A few weeks ago I received a nice e-mail from an incredibly handsome gentleman, with a good taste in blogs, named Gary.
Gary had a great suggestion for an article. Here’s an excerpt from his e-mail (emphasis added by me):
I have an interesting idea for a future article of yours and it is about mirrors in the dojo.
Are they more helpful or do they have very little use when it comes to learning and understanding your body/kimochi?
I had this argument with a fellow instructor of mine this week and I believe that mirrors are wonderful to have when practicing, because one can correct their own posture/technique without relying on the Sensei to always do it for them.
He believes that one should only focus on feeling the technique and not basing it on the “look of it”. I told him that one can think they are “feeling” a correct technique for 20 years, then one day look in the mirror and realize that their shoulder is raised or the punch is not centered.
That is why I feel the mirror is important because you can see the correct posture first, then work on the feel of it.
What are your thoughts, sir?
Now, except making me feel like a knight (Sir Jesselot), this e-mail sparked a memory of a story I once heard about mirrors, that I think is relevant.
The story was about a tall building, probably a skyscraper, somewhere in New York (I think), during the city’s modernization, and tall buildings like this one was still a rare sight.

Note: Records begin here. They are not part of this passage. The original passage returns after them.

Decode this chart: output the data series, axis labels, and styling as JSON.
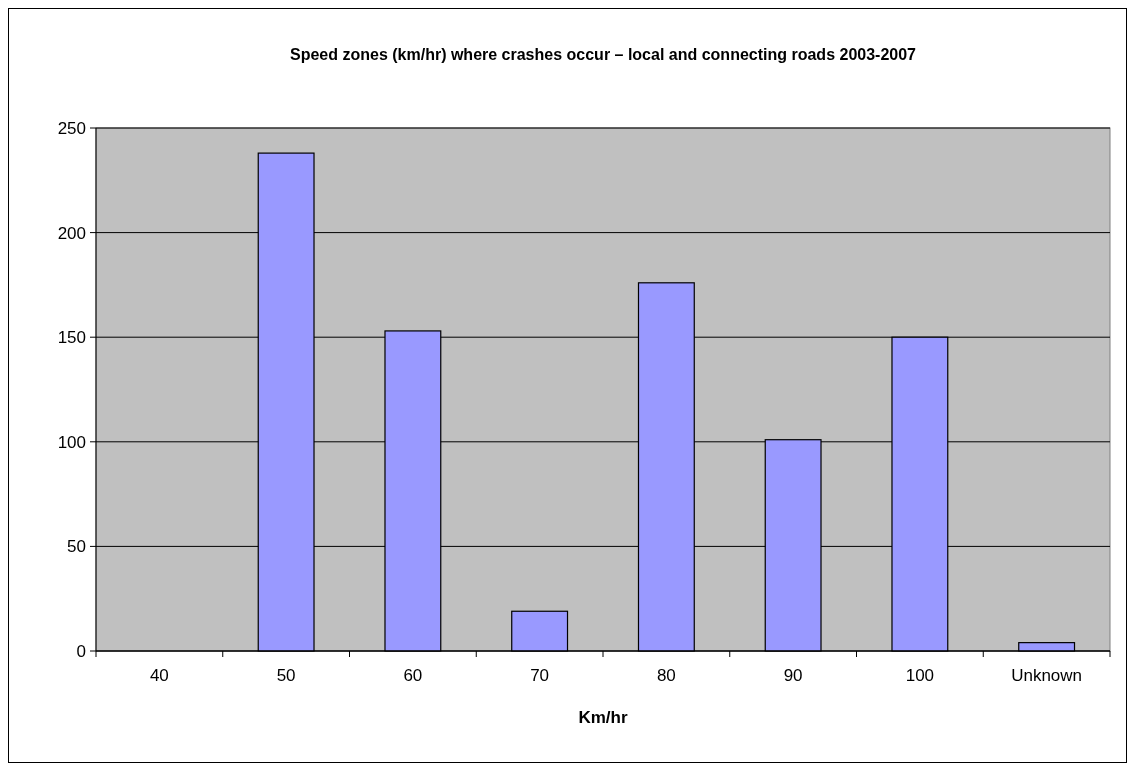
{
  "chart_data": {
    "type": "bar",
    "title": "Speed zones (km/hr) where crashes occur – local and connecting roads 2003-2007",
    "xlabel": "Km/hr",
    "categories": [
      "40",
      "50",
      "60",
      "70",
      "80",
      "90",
      "100",
      "Unknown"
    ],
    "values": [
      0,
      238,
      153,
      19,
      176,
      101,
      150,
      4
    ],
    "color": "#9999ff",
    "ylim": [
      0,
      250
    ],
    "yticks": [
      0,
      50,
      100,
      150,
      200,
      250
    ],
    "grid": "y"
  }
}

Anyway, this skyscraper belonged to some big company, and many employees worked long days in this place. The company was growing fast, so more and more people were using the elevators.
But recently some employees had begun complaining about the elevators, which they felt were too slow, now that they had to wait for them all the time (more employees = longer waiting time for elevators).

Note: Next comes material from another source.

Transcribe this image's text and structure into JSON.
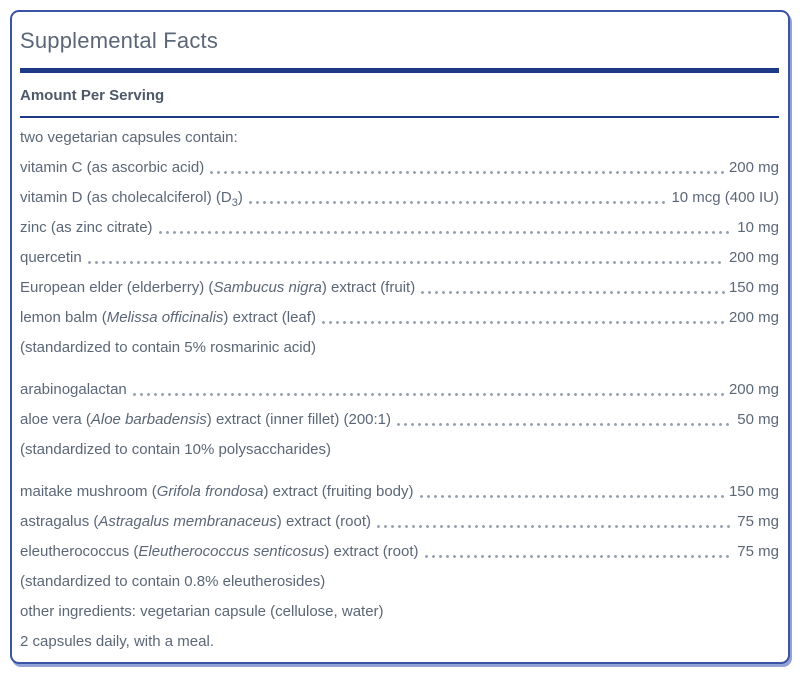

So the company, not wanting to upset their employees, desperately tried to turn up the speed on the elevators
But it was hard.
The speed couldn’t be increased without adventuring everyone’s safety.
Then, suddenly, one engineer at the company got struck by a “blinding flash of the obvious”. He thought: “The elevators aren’t slow. They’ve always had the same speed. The problem is that people think they are slow, because they have to stand in line for such a long time, now that we have so many employees. And then they have to ride in a packed elevator full of other sweaty people. It’s a psychological problem, not a technical one.”
And that changed everything. The engineers at the company flipped everything around, and found a perfect solution.
Install mirrors.
It was that easy.
First of all in the lobby, where people wait for the elevator.
And then inside the elevator, where people wait to get out.
And it worked perfectly. In a survey that the company did a few weeks later, people thought that the elevators had become very swift and convenient. Much faster and better.
But the secret was spelled M-I-R-R-O-R-S.
The speed of the elevators never changed.
And that’s why we still have mirrors in elevators today. And in most lobbies.
By changing a small detail (instead of looking at other people, you could now look at yourself) time seemed to go faster.
I’ll return to this story in a moment, but to get back to the original question in the e-mail, are mirrors more helpful when training? I don’t think anyone can argue that they are.
The more feedback you can get, the better:
- Auditory and visual – from your sensei.
- Visual – from the mirrors.
- Kinesthetic – from yourself (your feelings).
The problem arises when the above point in the middle (“Visual – from the mirrors”) is dominating, making you forget, neglect or even reject the other two points (your own feeling and your instructor’s feedback). Like everything else in life, a healthy combination (of all three sources of feedback) is preferred.
To put it more pragmatic, use mirrors when you feel you need exactly that input.
Then, when you’re done with that, go work on it without mirrors – Get some additional feedback from other sources. After a couple of days/weeks/months (depending on what phase you’re in), revisit the mirrors, see if the problem is fixed, and then find something new to work on (based on the visual input the mirrors give you this time).
Just the way you would continually work with feedback from your sensei, and feedback from your own feelings. The principle remains.
In Japan they even go this far to avoid “getting stuck” in the mirrors:
Okay, I promised to get back to the story, and now I will.
How can we use our knowledge from the elevator story in our dojo?
It’s quite obvious.
If you teach kids who are used to MTV, iPods, computers and mobile phones 24/7, then standing still and listening to an old fart explaining the “deeper meaning” of turning the back foot 30 degrees in nekoashi-dachi requires a humongous effort.
That’s when they can stand and look at themselves in the mirrors, while the rest of the class listens to the sensei!
So, finally, the answer to Gary’s e-mail has to be that there’s no clear answer. Mirrors have different pro’s and con’s depending on what kind of training you are doing, what quality you’re after, how many students you’re after, and what type of people you have in your dojo.
Personally I’ve almost never seen a dojo in Okinawa with more than one mirror.
Sometimes two.
In our dojo we have 44.
Maybe says something…
“I used to live in a room full of mirrors; all I could see was me. I take my spirit and I crash my mirrors.
Now the whole world is here for me to see.”